Selain dikenal sebagai pengasuh Pondok Pesantren API Tegalrejo, Gus Yusuf selama ini aktif dalam berbagai kegiatan keumatan dan penguatan organisasi. Kehadirannya dalam sejumlah forum nasional maupun regional membuat namanya semakin dikenal di kalangan warga Nahdliyin.
Dalam diskusi tersebut, peserta rembug nasional menilai NU membutuhkan kepemimpinan yang mampu membaca perkembangan zaman tanpa meninggalkan tradisi yang selama ini menjadi fondasi organisasi.
Tantangan yang dihadapi NU saat ini tidak hanya berkaitan dengan persoalan keagamaan. Perubahan sosial, perkembangan teknologi digital, dinamika ekonomi, hingga kebutuhan pemberdayaan generasi muda juga menjadi perhatian yang harus dijawab oleh kepemimpinan organisasi ke depan.
Salah satu pemantik diskusi, Hudalloh, menegaskan bahwa dukungan kepada Gus Yusuf merupakan aspirasi moral dari kalangan muda Nahdliyin. Ia menegaskan bahwa langkah tersebut bukan untuk menciptakan kelompok-kelompok yang saling berhadapan menjelang muktamar.
Menurutnya, perbedaan pandangan dalam proses pemilihan merupakan hal yang wajar. Namun seluruh proses harus tetap berada dalam semangat musyawarah dan persaudaraan yang selama ini menjadi tradisi Nahdlatul Ulama.
“Kami tidak sedang membangun polarisasi. Kami hanya menyampaikan harapan agar PBNU ke depan dipimpin sosok yang mampu menjaga tradisi, memperkuat kaderisasi, dan menghadirkan pembaruan organisasi sesuai kebutuhan zaman,” katanya.
KMN juga berharap pelaksanaan Muktamar ke-35 NU berlangsung damai dan bermartabat. Mereka menginginkan forum tertinggi organisasi tersebut dapat menghasilkan keputusan yang membawa manfaat bagi warga NU dan masyarakat Indonesia secara luas.
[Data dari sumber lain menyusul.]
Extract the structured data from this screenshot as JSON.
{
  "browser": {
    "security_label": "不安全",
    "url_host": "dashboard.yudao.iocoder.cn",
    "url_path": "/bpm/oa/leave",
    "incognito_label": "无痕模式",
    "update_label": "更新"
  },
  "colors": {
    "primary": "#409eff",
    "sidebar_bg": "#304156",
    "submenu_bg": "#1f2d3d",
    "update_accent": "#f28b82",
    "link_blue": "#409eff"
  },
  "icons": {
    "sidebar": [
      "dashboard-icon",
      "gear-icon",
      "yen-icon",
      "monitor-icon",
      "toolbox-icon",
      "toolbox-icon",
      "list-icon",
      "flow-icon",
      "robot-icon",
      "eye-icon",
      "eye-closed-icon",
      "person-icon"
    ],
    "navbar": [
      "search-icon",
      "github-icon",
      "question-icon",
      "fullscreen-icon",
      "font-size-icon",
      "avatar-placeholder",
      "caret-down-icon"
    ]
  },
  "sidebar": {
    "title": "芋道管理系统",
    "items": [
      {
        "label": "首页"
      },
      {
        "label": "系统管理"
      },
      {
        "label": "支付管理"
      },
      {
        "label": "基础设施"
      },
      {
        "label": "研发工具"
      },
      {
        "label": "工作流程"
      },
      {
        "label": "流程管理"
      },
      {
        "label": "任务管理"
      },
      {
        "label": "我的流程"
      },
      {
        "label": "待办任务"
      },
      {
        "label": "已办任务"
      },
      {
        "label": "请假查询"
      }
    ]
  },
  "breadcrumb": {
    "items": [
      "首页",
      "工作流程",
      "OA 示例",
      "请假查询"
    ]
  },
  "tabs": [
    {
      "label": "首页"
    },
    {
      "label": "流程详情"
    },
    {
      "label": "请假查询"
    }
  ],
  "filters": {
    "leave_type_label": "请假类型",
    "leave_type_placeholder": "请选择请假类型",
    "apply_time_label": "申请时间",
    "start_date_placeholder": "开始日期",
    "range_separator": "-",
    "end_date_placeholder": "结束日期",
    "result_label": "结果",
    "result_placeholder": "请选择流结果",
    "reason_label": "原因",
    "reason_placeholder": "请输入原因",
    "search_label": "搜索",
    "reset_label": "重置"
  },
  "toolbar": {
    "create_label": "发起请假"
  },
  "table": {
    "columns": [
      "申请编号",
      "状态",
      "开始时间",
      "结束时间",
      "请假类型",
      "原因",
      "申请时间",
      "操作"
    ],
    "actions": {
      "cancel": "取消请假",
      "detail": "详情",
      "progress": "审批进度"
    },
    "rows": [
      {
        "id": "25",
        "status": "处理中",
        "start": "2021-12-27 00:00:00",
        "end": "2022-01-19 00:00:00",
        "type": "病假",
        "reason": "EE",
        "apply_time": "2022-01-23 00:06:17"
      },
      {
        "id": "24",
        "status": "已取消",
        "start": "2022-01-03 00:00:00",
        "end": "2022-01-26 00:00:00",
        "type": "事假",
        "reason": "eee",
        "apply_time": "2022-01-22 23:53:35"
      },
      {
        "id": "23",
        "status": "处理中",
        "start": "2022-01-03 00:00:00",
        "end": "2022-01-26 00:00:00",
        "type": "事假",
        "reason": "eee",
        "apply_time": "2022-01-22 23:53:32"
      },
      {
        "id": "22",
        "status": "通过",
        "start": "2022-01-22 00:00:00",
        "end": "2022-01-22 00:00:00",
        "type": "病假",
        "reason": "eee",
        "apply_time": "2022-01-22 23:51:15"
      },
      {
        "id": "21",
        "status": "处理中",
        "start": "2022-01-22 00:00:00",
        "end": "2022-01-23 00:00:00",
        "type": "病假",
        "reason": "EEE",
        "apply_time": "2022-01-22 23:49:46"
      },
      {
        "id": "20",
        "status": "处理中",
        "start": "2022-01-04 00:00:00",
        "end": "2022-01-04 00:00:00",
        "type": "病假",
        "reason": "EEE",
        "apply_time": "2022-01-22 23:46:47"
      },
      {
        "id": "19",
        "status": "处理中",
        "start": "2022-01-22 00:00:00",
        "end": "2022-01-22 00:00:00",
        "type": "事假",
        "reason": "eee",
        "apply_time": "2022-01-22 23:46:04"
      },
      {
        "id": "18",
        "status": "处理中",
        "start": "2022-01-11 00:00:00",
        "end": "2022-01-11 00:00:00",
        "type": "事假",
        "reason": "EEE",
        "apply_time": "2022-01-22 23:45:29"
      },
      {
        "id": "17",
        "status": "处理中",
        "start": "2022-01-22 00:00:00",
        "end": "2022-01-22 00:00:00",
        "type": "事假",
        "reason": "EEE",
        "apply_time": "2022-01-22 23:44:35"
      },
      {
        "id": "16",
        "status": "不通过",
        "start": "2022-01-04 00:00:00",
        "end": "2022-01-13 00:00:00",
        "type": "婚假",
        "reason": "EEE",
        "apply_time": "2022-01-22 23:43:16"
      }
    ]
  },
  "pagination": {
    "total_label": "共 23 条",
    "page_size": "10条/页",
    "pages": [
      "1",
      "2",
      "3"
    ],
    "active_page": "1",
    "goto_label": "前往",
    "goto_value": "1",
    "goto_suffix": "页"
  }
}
Selain itu, KMN meminta panitia pelaksana muktamar menjaga prinsip keadilan dan keterbukaan dalam seluruh tahapan pelaksanaan. Mereka berharap tidak ada perlakuan berbeda terhadap peserta maupun kelompok tertentu yang terlibat dalam proses muktamar.
Dalam pernyataannya, KMN juga menyoroti pentingnya menjaga marwah para ulama yang tergabung dalam Ahlul Halli Wal Aqdi (AHWA). Menurut mereka, para masyayikh harus tetap mendapatkan ruang dan penghormatan sebagaimana tradisi yang selama ini hidup di tubuh Nahdlatul Ulama.
Di sisi lain, kelompok pemuda Nahdliyin tersebut juga memberikan perhatian terhadap pengembangan tata kelola organisasi berbasis digital. Sebagai komunitas yang banyak diisi generasi Z dan Alpha, mereka menilai transformasi digital menjadi kebutuhan yang tidak bisa dihindari.
KMN mengapresiasi penerapan sistem Digdaya yang mulai digunakan sebagai bagian dari digitalisasi organisasi. Namun mereka mengingatkan agar pemanfaatan teknologi tetap digunakan sesuai fungsi organisasi dan tidak dimanfaatkan untuk kepentingan pribadi maupun kelompok tertentu.
Menjelang pelaksanaan Muktamar ke-35 NU, berbagai aspirasi dari warga Nahdliyin diperkirakan akan terus berkembang. Nama-nama yang dianggap memiliki kapasitas memimpin PBNU pun mulai diperbincangkan di berbagai forum. Di antara nama yang mengemuka, Gus Yusuf menjadi salah satu figur yang kini mendapat dukungan dari kalangan muda Nahdliyin melalui forum nasional yang digelar di Kediri tersebut.